Kathy Griffin Used Her Dead Mother’s Account to Start the #FreeKathy Hashtag

The D-List comic’s mother has come back from the grave to give the finger to Elon Musk
Kathy Griffin Used Her Dead Mother’s Account to Start the #FreeKathy Hashtag

Kathy Griffin, the Emmy-winning, boundary-pushing star of My Life on the D-List, has clawed her way back into the headlines by doing what she does best – making politically charged, poor-taste posts on social media that target the a-hole of the hour. 

After Elon Musk proudly declared that “comedy is now legal” in a tweet on October 28th, Griffin was one of numerous comedians who took advantage of the newly espoused leniency of the platform to mock the company’s owner by changing her account name to Elon Musk and posting a series of derogatory tweets in his voice. The incendiary comedian was indefinitely banned from the platform following the stunt, prompting her to take up her late mother’s Twitter handle and posted the message,  "I'm back from the grave to say... #FreeKathy #TipIt."

Because what’s a controversy good for if it doesn’t have a little Kathy?

@therealdoubledeemuva

The deceased Maggie Griffin’s account has been hurling insults at Elon since returning to the Twitter conversation yesterday, and the surviving Griffin hopes that this stunt will motivate her and her mother’s supporters to turn out for the midterm elections and support democratic candidates. Along with the #FreeKathy hashtag that the elder Griffin’s ghost has been blasting since her reappearance, #VoteBlueTomorrow and #VoteBlueToProtectWomen have littered the late My Life on the D-List co-star’s feed alongside retweets from Mark Hamill and New York Post articles about her daughter’s antics.

Griffin has a long history of pulling exactly this kind of publicity stunt stretching back to her 2007 Emmy acceptance speech when the perennial TV personality proudly proclaimed, “Suck it, Jesus!” after receiving the award. Though the outburst was cut from the telecast, the controversy she invited was only fueled by her public declaration of, “I hope I offended some people.”

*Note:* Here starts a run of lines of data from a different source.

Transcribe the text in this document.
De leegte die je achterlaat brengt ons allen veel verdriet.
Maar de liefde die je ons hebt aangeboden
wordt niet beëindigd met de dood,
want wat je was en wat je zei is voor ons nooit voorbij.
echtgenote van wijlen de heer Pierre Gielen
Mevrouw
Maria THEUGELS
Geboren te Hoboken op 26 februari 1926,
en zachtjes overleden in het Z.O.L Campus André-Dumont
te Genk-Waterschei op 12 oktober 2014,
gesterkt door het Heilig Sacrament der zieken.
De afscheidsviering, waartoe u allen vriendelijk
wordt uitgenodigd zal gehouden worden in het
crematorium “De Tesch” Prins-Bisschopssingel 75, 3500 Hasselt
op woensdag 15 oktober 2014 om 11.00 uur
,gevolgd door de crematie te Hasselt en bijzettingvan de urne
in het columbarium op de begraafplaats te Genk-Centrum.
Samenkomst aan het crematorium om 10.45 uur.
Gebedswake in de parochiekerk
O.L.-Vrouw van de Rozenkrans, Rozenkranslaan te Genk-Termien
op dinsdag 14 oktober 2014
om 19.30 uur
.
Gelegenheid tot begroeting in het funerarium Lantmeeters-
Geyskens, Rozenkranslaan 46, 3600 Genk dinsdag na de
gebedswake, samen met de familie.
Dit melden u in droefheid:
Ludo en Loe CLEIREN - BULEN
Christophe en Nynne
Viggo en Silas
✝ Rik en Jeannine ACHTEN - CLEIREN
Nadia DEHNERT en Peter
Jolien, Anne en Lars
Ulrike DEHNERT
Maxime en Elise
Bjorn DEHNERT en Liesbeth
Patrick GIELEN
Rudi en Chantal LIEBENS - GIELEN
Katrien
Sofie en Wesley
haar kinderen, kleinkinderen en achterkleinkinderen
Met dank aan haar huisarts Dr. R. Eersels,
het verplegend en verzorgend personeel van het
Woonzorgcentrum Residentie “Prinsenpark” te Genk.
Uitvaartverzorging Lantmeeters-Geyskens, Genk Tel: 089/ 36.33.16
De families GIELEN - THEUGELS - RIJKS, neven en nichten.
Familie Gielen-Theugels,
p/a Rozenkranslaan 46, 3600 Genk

Then of course, there was the infamous decapitated Trump stunt back in 2017 wherein the comic posted a photo on her Instagram and Twitter accounts of her holding the a silicon recreation of the new president’s severed head covered in fake blood, which prompted a United States Secret Service investigation and drew a massive wave of criticism and attacks from members of the media and irate Trump supporters.

Now, the absolute worst side character from Seinfeld is publicly feuding with the new don of Twitter, and the ban from the site will only fuel her followers’ fervor as #FreeKathy makes the rounds among her shockingly large fanbase. After all, bans are just part of Kathy’s charm – she’s been banned from CNN, The View, The Tonight Show, and The Apollo Theater for her acerbic and acidic style. 

Hijacking a widely debated current event to make her own name go viral isn’t a stunt that’s unique to Griffin, but she’s certainly mastered the art of media manipulation in a way that few D-List comedians could ever attempt to emulate. Dragging her late mother’s name into her personal controversy is par for the course from the comic who once stripped down to her underwear and sexually harassed Anderson Cooper on New Year’s Eve. Everything about this story is essential Kathy Griffin, especially the part where none of it is particularly funny.